Centre to tweak IT rules to distinguish between AI and authentic content
GH News October 22, 2025 07:42 PM

New Delhi: In a bid to curb user harm from AI-generated deepfakes and synthetically produced content, the IT Ministry has proposed draft amendments to IT rules that mandate labelling and prominent markers to ensure users can distinguish synthetic and authentic content and mooted greater accountability for major social media platforms.

With the increasing availability of generative AI tools and the resulting proliferation of synthetically generated information (deepfakes), the potential for misuse of such technologies to cause user harm, spread misinformation, manipulate elections, or impersonate individuals has grown significantly, the IT Ministry said.

AI-generated content needs a declaration from users

Taking note of these risks, and after extensive public discussions and parliamentary deliberations, MeitY has prepared the draft amendments to the IT Rules, 2021, it said, adding that the move aims to strengthen due diligence obligations for intermediaries, particularly social media intermediaries (platforms with 50 lakh or more users like Meta) and significant social media intermediaries (SSMIs), as well as for platforms that enable the creation or modification of synthetically generated content.

It requires significant social media platforms to obtain a user declaration on whether uploaded information is synthetically generated, deploy reasonable and proportionate technical measures to verify such declarations, and ensure that synthetically generated information is clearly labelled or accompanied by a notice indicating the same.
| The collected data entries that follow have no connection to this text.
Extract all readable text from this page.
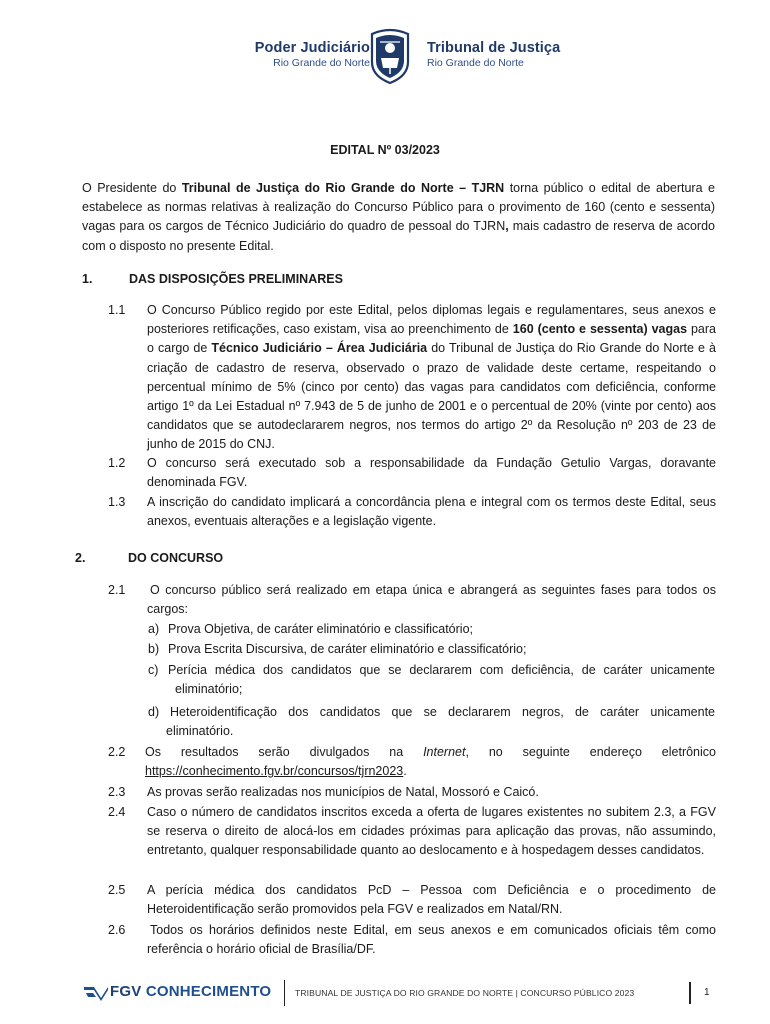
Poder Judiciário
Rio Grande do Norte
Tribunal de Justiça
Rio Grande do Norte
EDITAL Nº 03/2023

O Presidente do Tribunal de Justiça do Rio Grande do Norte – TJRN torna público o edital de abertura e estabelece as normas relativas à realização do Concurso Público para o provimento de 160 (cento e sessenta) vagas para os cargos de Técnico Judiciário do quadro de pessoal do TJRN, mais cadastro de reserva de acordo com o disposto no presente Edital.

1.	DAS DISPOSIÇÕES PRELIMINARES
1.1 O Concurso Público regido por este Edital, pelos diplomas legais e regulamentares, seus anexos e posteriores retificações, caso existam, visa ao preenchimento de 160 (cento e sessenta) vagas para o cargo de Técnico Judiciário – Área Judiciária do Tribunal de Justiça do Rio Grande do Norte e à criação de cadastro de reserva, observado o prazo de validade deste certame, respeitando o percentual mínimo de 5% (cinco por cento) das vagas para candidatos com deficiência, conforme artigo 1º da Lei Estadual nº 7.943 de 5 de junho de 2001 e o percentual de 20% (vinte por cento) aos candidatos que se autodeclararem negros, nos termos do artigo 2º da Resolução nº 203 de 23 de junho de 2015 do CNJ.
1.2 O concurso será executado sob a responsabilidade da Fundação Getulio Vargas, doravante denominada FGV.
1.3 A inscrição do candidato implicará a concordância plena e integral com os termos deste Edital, seus anexos, eventuais alterações e a legislação vigente.
2.	DO CONCURSO
2.1 O concurso público será realizado em etapa única e abrangerá as seguintes fases para todos os cargos:
a) Prova Objetiva, de caráter eliminatório e classificatório;
b) Prova Escrita Discursiva, de caráter eliminatório e classificatório;
c) Perícia médica dos candidatos que se declararem com deficiência, de caráter unicamente
eliminatório;
d) Heteroidentificação dos candidatos que se declararem negros, de caráter unicamente
eliminatório.
2.2 Os resultados serão divulgados na Internet, no seguinte endereço eletrônico
https://conhecimento.fgv.br/concursos/tjrn2023.
2.3 As provas serão realizadas nos municípios de Natal, Mossoró e Caicó.
2.4 Caso o número de candidatos inscritos exceda a oferta de lugares existentes no subitem 2.3, a FGV se reserva o direito de alocá-los em cidades próximas para aplicação das provas, não assumindo, entretanto, qualquer responsabilidade quanto ao deslocamento e à hospedagem desses candidatos.
2.5 A perícia médica dos candidatos PcD – Pessoa com Deficiência e o procedimento de Heteroidentificação serão promovidos pela FGV e realizados em Natal/RN.
2.6 Todos os horários definidos neste Edital, em seus anexos e em comunicados oficiais têm como referência o horário oficial de Brasília/DF.
FGV CONHECIMENTO	TRIBUNAL DE JUSTIÇA DO RIO GRANDE DO NORTE | CONCURSO PÚBLICO 2023	1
The proposed amendments, as outlined in the draft notification, introduce a clear definition of ‘synthetically generated information’, as well as labelling and metadata embedding requirements for such information to ensure users can distinguish synthetic from authentic content, according to the draft.

The draft introduces a new clause defining synthetically generated content as information that is artificially or algorithmically created, generated, modified or altered using a computer resource, in a manner that appears reasonably authentic or true.

The proposed tweaks in IT rules also introduce visibility and audibility standards, meaning synthetic content will have to be prominently marked, including a minimum 10 per cent visual or initial audio duration coverage; and enhanced verification and declaration obligations for significant social media platforms, mandating reasonable technical measures to confirm whether uploaded content is synthetically generated and to label it accordingly.

New rules to ensure greater accountability

These amendments are intended to promote user awareness, enhance traceability, and ensure accountability while maintaining an enabling environment for innovation in AI-driven technologies, the IT Ministry said.

It has sought feedback/comments on the draft amendment to the IT rules till November 6, 2025.

“Recent incidents of deepfake audio, videos and synthetic media going viral on social platforms have demonstrated the potential of generative AI to create convincing falsehoods – depicting individuals in acts or statements they never made. Such content can be weaponised to spread misinformation, damage reputations, manipulate or influence elections, or commit financial fraud,” said the accompanying explanatory note on the IT Ministry website.

Globally and domestically, policymakers are increasingly concerned about fabricated or synthetic images, videos, and audio clips (deepfakes) that are indistinguishable from real content, and are being blatantly used to produce non-consensual intimate or obscene imagery; mislead the public with fabricated political or news content; commit fraud or impersonation for financial gain.

The IT Rule changes seek to provide statutory protection to intermediaries, removing or disabling access to synthetically generated information based on reasonable efforts or user grievances.

It mandates that intermediaries offering computer resources enabling creation or modification of synthetically generated information must ensure that such information is labelled or embedded with a permanent unique metadata or identifier; stipulates that such label or identifier must be visibly displayed or made audible in a prominent manner on or within the synthetic content, covering at least 10 per cent of the surface area of a visual display or, in the case of audio content, during the initial 10 per cent of its duration. The label or identifier must enable immediate identification of the content as synthetically-generated information.

The rule further prohibits intermediaries from modifying, suppressing, or removing such labels or identifiers.